Birds of a Feather: Photography Reveals Joy Amid Addictions

The photograph served as a mediation tool, a passport to land inside each of the people represented. The folks at OpStap also took photos on their own and had a say in selecting the final images that appear in the book. Additionally, the creation of the text was led by Colin Pantall, who acted as moderator and conducted several interviews that explored the purpose of the publication. It was, in its intention and objectives, a collaborative project. In addition, thanks to Vincen’s typical working methods, which aim to increase the visibility of unrepresented and vulnerable communities, Birds of a feather turns out to be an honest insight into the complicated, harsh and often hidden world of drug addiction. Through an authentic look at people’s lives, Vincen creates a narrative that avoids drama and prevailing stereotypes when talking about people with addictions. Moreover, there is no agenda behind his practice, no forcing, no haughty expectations or ambitions. Vincen knows photography won’t drastically change people’s lives, but he understands that “while we collaborate, we invent ourselves, as German journalist and writer Mark Terkessidis put it. Therefore, giving these people the chance to experience moments of joy, to see themselves included in the telling of a story – including their own story, and, above all, to be heard will surely instill even what a small reflection on themselves. and who they may be.
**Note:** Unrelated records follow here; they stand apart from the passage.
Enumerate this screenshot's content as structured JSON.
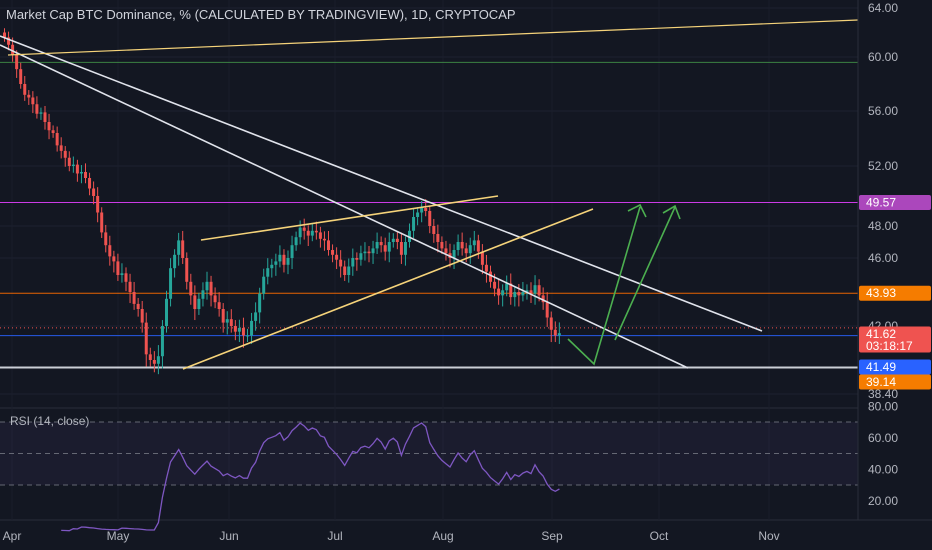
{
  "header": {
    "title": "Market Cap BTC Dominance, % (CALCULATED BY TRADINGVIEW), 1D, CRYPTOCAP"
  },
  "rsi": {
    "label": "RSI (14, close)"
  },
  "colors": {
    "background": "#131722",
    "up": "#26a69a",
    "down": "#ef5350",
    "rsi_line": "#7e57c2",
    "axis_text": "#b2b5be",
    "white_line": "#e0e3eb",
    "yellow_line": "#f5d37a",
    "orange_line": "#ff6d00",
    "pink_line": "#e040fb",
    "blue_line": "#2962ff",
    "green_arrow": "#4caf50"
  },
  "chart_data": [
    {
      "type": "candlestick",
      "title": "Market Cap BTC Dominance, % (CALCULATED BY TRADINGVIEW), 1D, CRYPTOCAP",
      "y_ticks": [
        64.0,
        60.0,
        56.0,
        52.0,
        48.0,
        46.0,
        42.0,
        38.4
      ],
      "y_tick_labels": [
        "64.00",
        "60.00",
        "56.00",
        "52.00",
        "48.00",
        "46.00",
        "42.00",
        "38.40"
      ],
      "x_tick_labels": [
        "Apr",
        "May",
        "Jun",
        "Jul",
        "Aug",
        "Sep",
        "Oct",
        "Nov"
      ],
      "price_badges": [
        {
          "value": "49.57",
          "color": "#ab47bc"
        },
        {
          "value": "43.93",
          "color": "#f57c00"
        },
        {
          "value": "41.62",
          "sub": "03:18:17",
          "color": "#ef5350"
        },
        {
          "value": "41.49",
          "color": "#2962ff"
        },
        {
          "value": "39.14",
          "color": "#f57c00"
        }
      ],
      "horizontal_levels": [
        {
          "value": 59.6,
          "color": "#4caf50"
        },
        {
          "value": 49.57,
          "color": "#e040fb"
        },
        {
          "value": 43.93,
          "color": "#ff6d00"
        },
        {
          "value": 41.49,
          "color": "#2962ff"
        },
        {
          "value": 39.8,
          "color": "#e0e3eb"
        }
      ],
      "closes": [
        61.6,
        61.0,
        60.2,
        59.1,
        58.0,
        57.2,
        57.0,
        56.5,
        55.8,
        55.9,
        55.2,
        54.6,
        54.4,
        53.5,
        53.1,
        52.6,
        52.0,
        52.1,
        51.5,
        51.6,
        51.2,
        50.5,
        50.0,
        48.9,
        47.6,
        46.8,
        46.1,
        45.8,
        45.0,
        45.1,
        44.6,
        44.0,
        43.3,
        43.0,
        42.2,
        40.5,
        40.2,
        40.0,
        40.4,
        42.0,
        43.6,
        45.4,
        46.2,
        47.1,
        46.0,
        44.6,
        43.8,
        43.0,
        43.6,
        44.1,
        44.6,
        43.8,
        43.4,
        43.0,
        42.2,
        42.4,
        42.0,
        41.7,
        41.9,
        41.5,
        41.5,
        42.3,
        42.8,
        43.9,
        44.9,
        45.4,
        45.6,
        45.8,
        46.2,
        45.6,
        46.0,
        46.8,
        47.3,
        47.9,
        47.7,
        47.4,
        47.7,
        47.6,
        47.2,
        47.1,
        46.5,
        46.2,
        45.9,
        45.5,
        45.0,
        45.5,
        46.0,
        45.9,
        46.3,
        46.4,
        46.3,
        46.6,
        47.0,
        46.8,
        46.4,
        47.0,
        47.2,
        47.0,
        46.2,
        47.0,
        47.7,
        48.6,
        48.9,
        49.2,
        49.0,
        48.0,
        47.5,
        47.0,
        46.6,
        46.3,
        46.0,
        46.5,
        47.0,
        46.6,
        46.3,
        46.8,
        47.1,
        46.4,
        45.6,
        45.2,
        44.6,
        44.2,
        43.8,
        44.1,
        44.5,
        43.7,
        44.0,
        43.8,
        44.0,
        44.1,
        43.9,
        44.4,
        43.8,
        43.4,
        42.5,
        41.8,
        41.5,
        41.62
      ],
      "rsi_y_ticks": [
        80.0,
        60.0,
        40.0,
        20.0
      ],
      "rsi_y_tick_labels": [
        "80.00",
        "60.00",
        "40.00",
        "20.00"
      ],
      "rsi_bands": [
        70,
        50,
        30
      ]
    }
  ]
}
Read my interview with Vincen Beeckman below, who shares his observations, challenges and pleasures in creating Birds of a feather.

How was Birds of a feather born?
The project started a year and a half ago and it is carried out with OpStap, an organization that helps people with addictions and people in recovery. They knew about my method of working with communities and other people in different ways, so they asked me if I could try to create something with their community. At first we didn’t have a clear idea about the final product, but we were open to getting started and seeing where the project would go.
I started by taking a lot of photographs; I met them once a week at the OpStap center and at times I also met the lonely people outside. There were times and days when we went to the beach with the band, or sometimes in nature in the south of Belgium. The idea was to organize workshops where everyone could be included in the project in different ways: some would make pictures, some would be in the picture themselves if they wanted to, some would make drawings, and Others would do texts, and we would try to compose a chronology of all these encounters in different ways.
We didn’t want to take pictures when they were feeling very bad or in difficult situations, such as when they were using drugs or sick. It would have produced a sort of image that you would have seen so many times. We tried to document something more like everyday life; we knew it was hard because all they can do is express the past, or times that haven’t been easy for them, or how they might try to recover somehow. ‘another.